Comparative Studies
Comparative Studies 2367.04 Science and Technology in American Culture
MWF 11:25AM-2:35PM | Hagerty Hall 359 | Nancy Jesser
In this course we will examine the intersection between technology, science and US society, its cultures, and politics. Attention will be paid to the role of ‘experts’ and lay people as they interact and struggle over and with technologies and sciences. We will examine the social, cultural and economic production, context and role of specific technologies and knowledge’s throughout the semester with deep investigations of particular objects and subjects. Students will examine its development, representation and deployment to the class for discussion. This course will be primarily designed as a collaborative workspace. We will share a few core readings on technology and us culture that will provide a framework. And periodically watch and discuss documentaries about technology and the US. Groups will form around a shared interest in a technology/science. Each group will, with my help, locate appropriate readings and materials to provide the background research on the object. Much of class time will be spent on working on our papers, sharing research, ideas and so forth.
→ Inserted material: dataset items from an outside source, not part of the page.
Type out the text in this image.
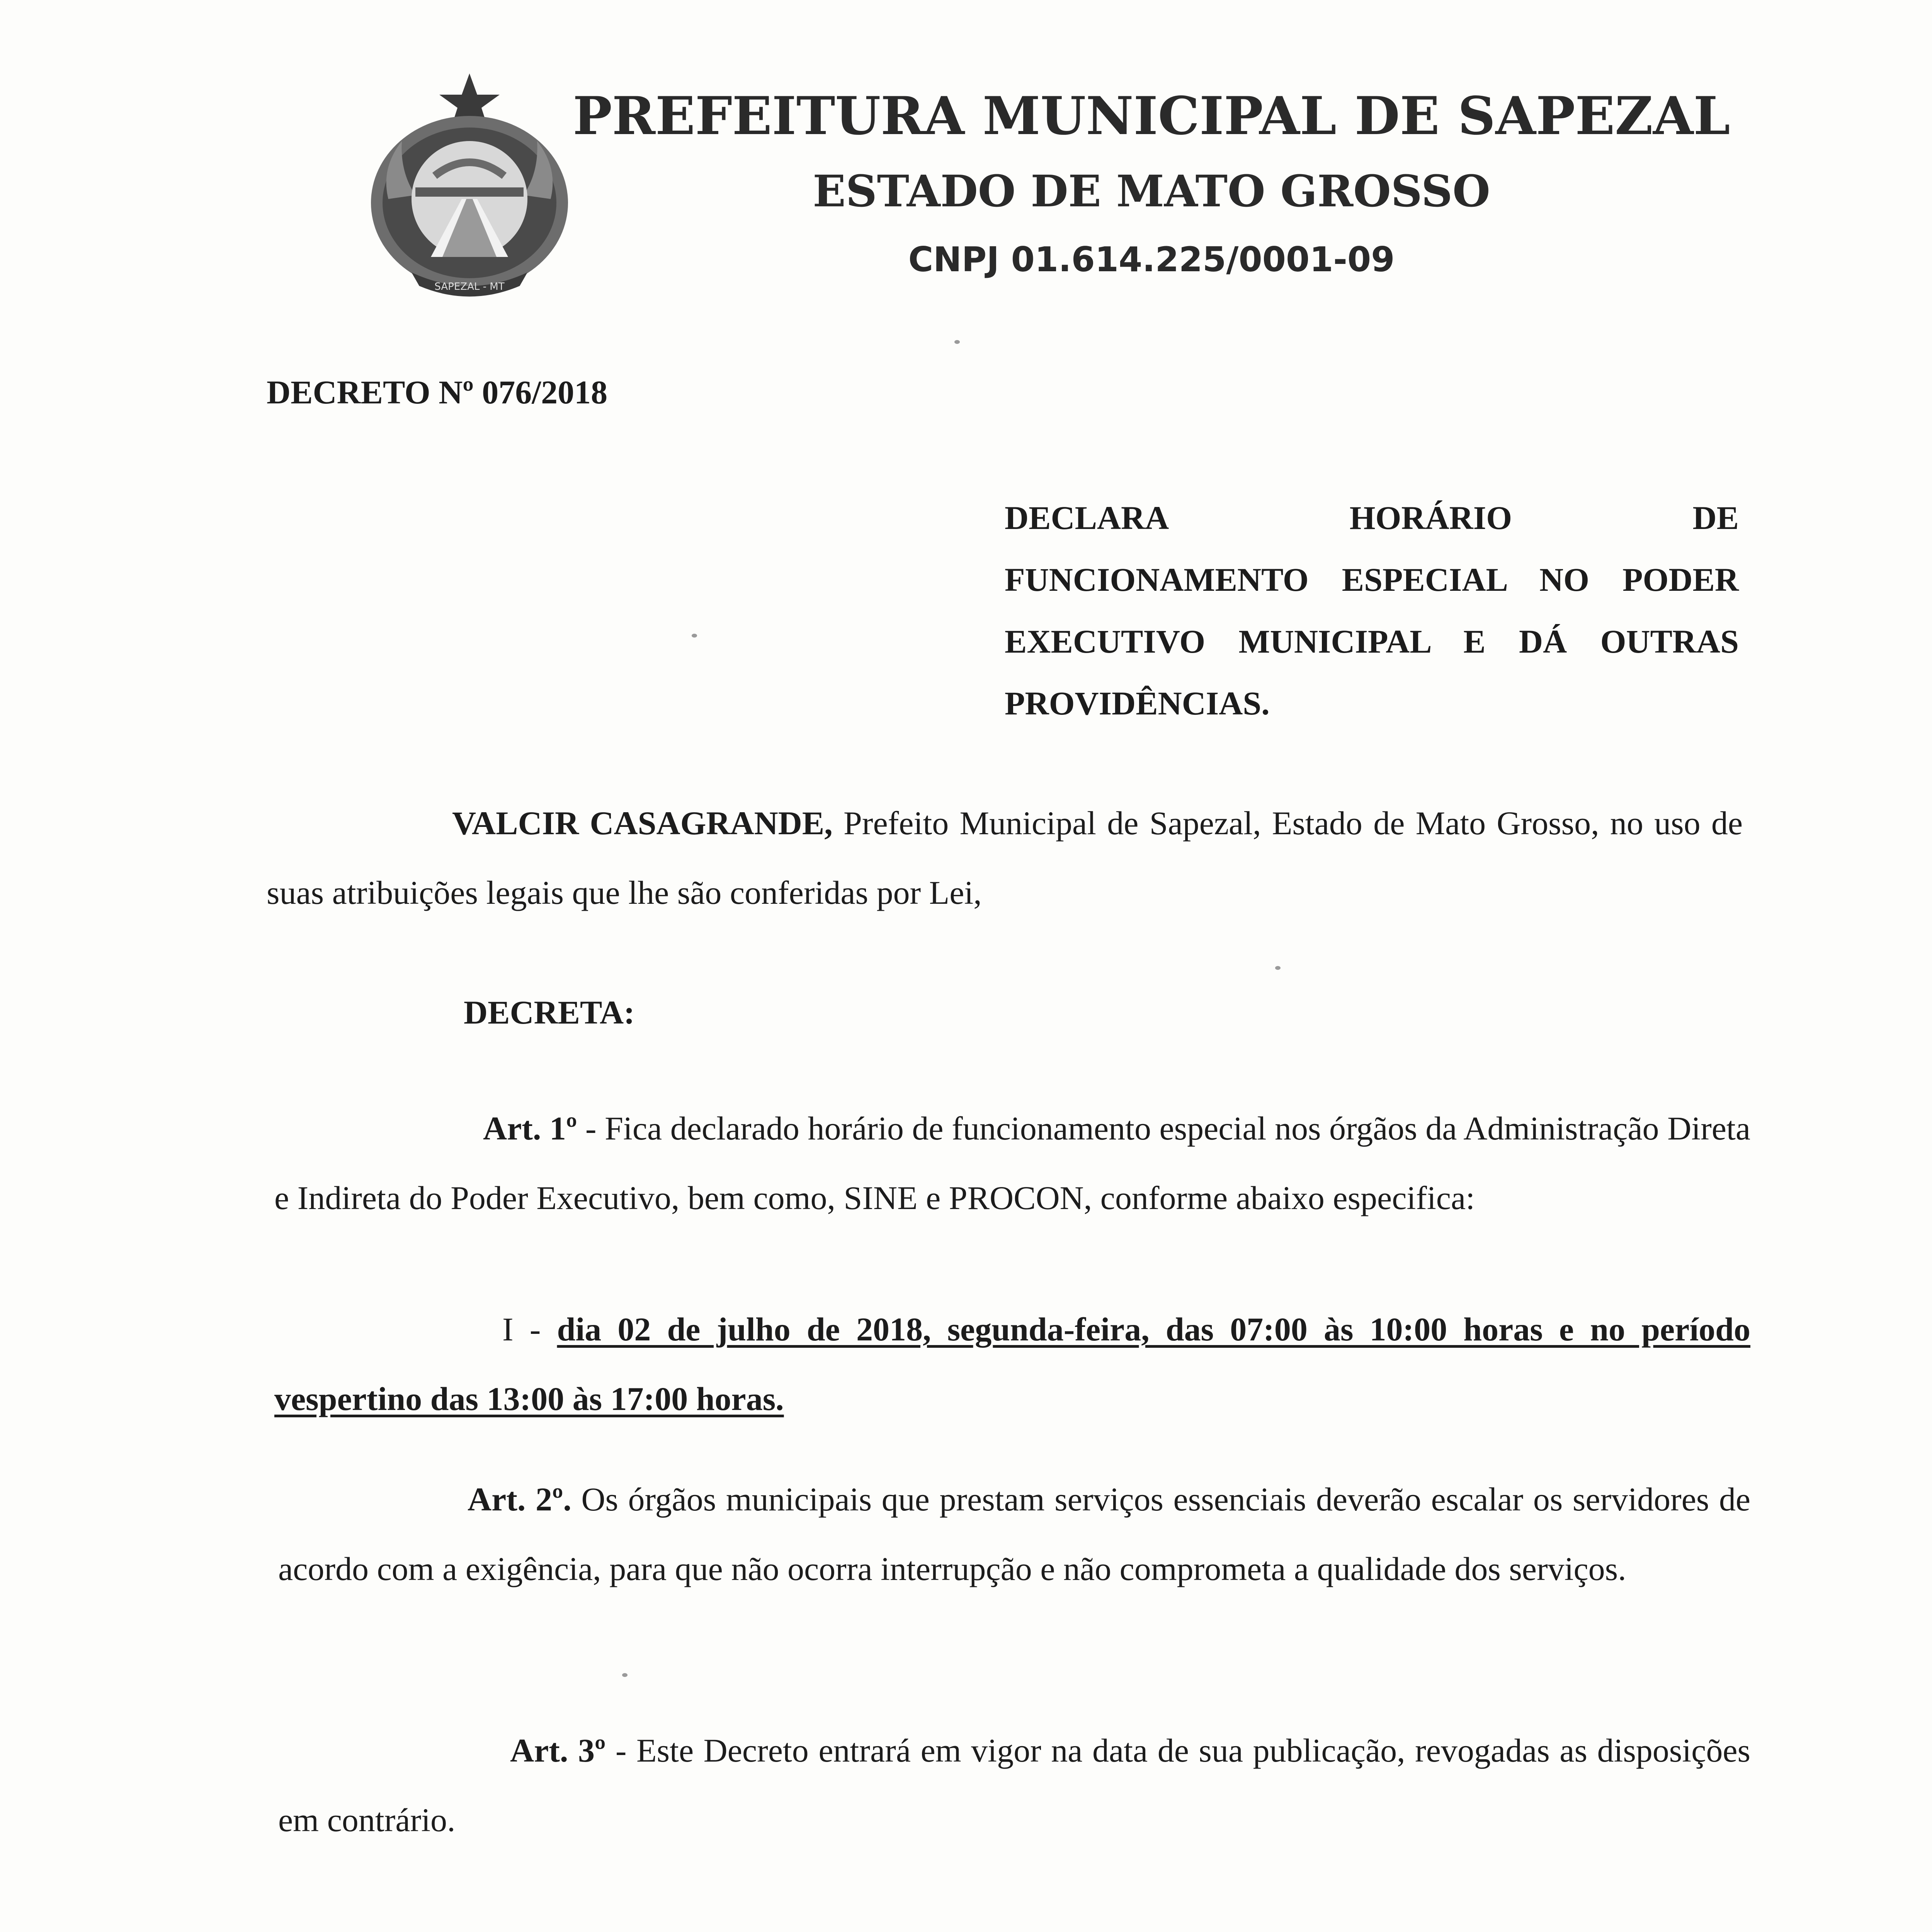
SAPEZAL - MT
PREFEITURA MUNICIPAL DE SAPEZAL
ESTADO DE MATO GROSSO
CNPJ 01.614.225/0001-09
DECRETO Nº 076/2018
DECLARA	HORÁRIO	DE
FUNCIONAMENTO ESPECIAL NO PODER EXECUTIVO MUNICIPAL E DÁ OUTRAS PROVIDÊNCIAS.
VALCIR CASAGRANDE, Prefeito Municipal de Sapezal, Estado de Mato Grosso, no uso de suas atribuições legais que lhe são conferidas por Lei,
DECRETA:
Art. 1º - Fica declarado horário de funcionamento especial nos órgãos da Administração Direta e Indireta do Poder Executivo, bem como, SINE e PROCON, conforme abaixo especifica:
I - dia 02 de julho de 2018, segunda-feira, das 07:00 às 10:00 horas e no período vespertino das 13:00 às 17:00 horas.
Art. 2º. Os órgãos municipais que prestam serviços essenciais deverão escalar os servidores de acordo com a exigência, para que não ocorra interrupção e não comprometa a qualidade dos serviços.
Art. 3º - Este Decreto entrará em vigor na data de sua publicação, revogadas as disposições em contrário.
Comparative Studies 3607 Film and Literature as Narrative Art: Wildness and Wilderness in Film and Literature
MW 11:30AM-3:05PM F 1:30PM-3:35PM | Mendenhall Lab 125 | Richard Livingston
“In wildness is the preservation of the world,” Henry David Thoreau declared in 1851, a slogan taken up a century later by the Sierra Club and embraced by subsequent generations of rebels and rockers. Imagined in contrast and counterpoint to civilization, social order and conformism, wildness provides a way to explore core values and ambivalences about modern culture, including ideas of nature, the sacred, violence, masculinity, progress, technology and race.This class will examine images of wildness and wilderness developed in American film, literature and popular culture, from New England colonialism to postmodern commodification and ecological “rewilding.” Readings from Thoreau, London, Leopold, Krakauer and Strayed, among others; documentary and fiction films by John Ford, Elia Kazan, Sean Penn, Werner Herzog, Benh Zeitlin and others. Three papers, take-home final. GE VPA and diversity global studies course.